James L. Sorensen, PhD
Professor In Residence, Department of Psychiatry
Dr. Sorensen began work in substance abuse treatment research more than twenty five years ago, directing a National Institute on Drug Abuse (NIDA)-funded double-blind investigation of detoxification from heroin. He developed and evaluated a community network approach to drug abuse treatment, assessed family therapy’s efficacy with methadone maintenance patients, tested the efficacy of small-group HIV education with drug users, evaluated the impact of case management for substance abusers with HIV/AIDS, investigated the utility of treating methadone maintenance patients in a therapeutic community, and conducted several studies of how to help people who inject drugs to better adhere to their HIV medications. Dr. Sorensen also leads the Western States Node of the NIDA Clinical Trials Network and a NIDA T32 training program in substance use treatment research. His research has focused on how to improve the treatment that we provide to people with substance use disorders.
Click here for more information on Dr. Sorensen.
Bill Woods, PhD
Professor, Department of Medicine
Dr. Woods has been at CAPS since 1987, and has played a significant role in the writing and submission of fourteen federally funded grants. His principal research interests are in three areas of HIV prevention: substance use and treatment, HIV counseling and testing, and sexual risk environments such as bathhouses. His recent work tends to combine these areas, looking primarily at the risk environment with a focus on the presence of drug use and the impact of HIV testing in these environments.
As a licensed psychologist with a part-time private practice serving gay men between 1988 and 1998, Dr. Woods frequently used that clinical experience to inform and shape the research projects with which he was involved. For example, his clinical work among gay men suggested the value of measuring the impact of protease inhibitor medications on sexual risk behaviors, resulting in a 1997 publication in New England Journal of Medicine, “Are advances in treatment changing views about high-risk sex?” Dr. Woods’ additional areas of research activity are health risk and prevention behavior of gay and bisexual men, environmental influences on behavior, and environmental and cognitive interventions in health promotion.
Click here for more information on Dr. Woods.
Sonya Arreola, PhD, MPH
Dr. Arreola is a clinical psychologist and epidemiologist by training with expertise in community-based participatory action research, education, and advocacy focused on the sexual health of sexually and ethnically marginalized groups.

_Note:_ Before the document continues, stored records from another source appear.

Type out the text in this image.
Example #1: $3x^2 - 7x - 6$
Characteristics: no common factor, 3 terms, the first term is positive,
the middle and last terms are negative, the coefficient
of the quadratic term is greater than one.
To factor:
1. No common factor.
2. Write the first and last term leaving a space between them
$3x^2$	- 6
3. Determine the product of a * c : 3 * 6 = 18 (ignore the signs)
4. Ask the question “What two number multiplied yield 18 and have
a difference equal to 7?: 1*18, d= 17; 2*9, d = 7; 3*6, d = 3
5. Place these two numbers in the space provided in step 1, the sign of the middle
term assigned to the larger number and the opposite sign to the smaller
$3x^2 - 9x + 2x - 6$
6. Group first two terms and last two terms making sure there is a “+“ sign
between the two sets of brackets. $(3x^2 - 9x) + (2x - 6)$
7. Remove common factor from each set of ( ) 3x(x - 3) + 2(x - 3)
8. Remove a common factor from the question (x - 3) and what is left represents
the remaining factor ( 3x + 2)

As the Senior Research Advisor at the Global Forum on MSM and HIV, her work focuses on examining and reducing social and health inequalities that contribute to disproportionately poorer health among marginalized populations nationally and internationally. She has served as principal investigator of federally funded and foundation funded studies focused on sexual health among marginalized populations. Her research projects include: development of sexual health theory regarding how sexual stigma, sexual initiation and other contextual and sociocultural factors conspire to create unhealthy conditions for Latino gay men in adulthood along with the resiliency factors that ameliorate the negative consequences of these conditions; a mixed methods study on the structural factors that impact the sexual health of migrant day laborers; and a global community-based mixed methods study exploring barriers and facilitators of access to HIV services as well as the development of a sexual health theory among gay men and other men who have sex with men.
Dale Danley, MPH
Dale Danley began working as a program staff for the Visiting Professor program in 2011. Since completing a Masters of Public Health in 1998, he has conducted clinical research studies, managed health access programs, and worked at a foundation making grants.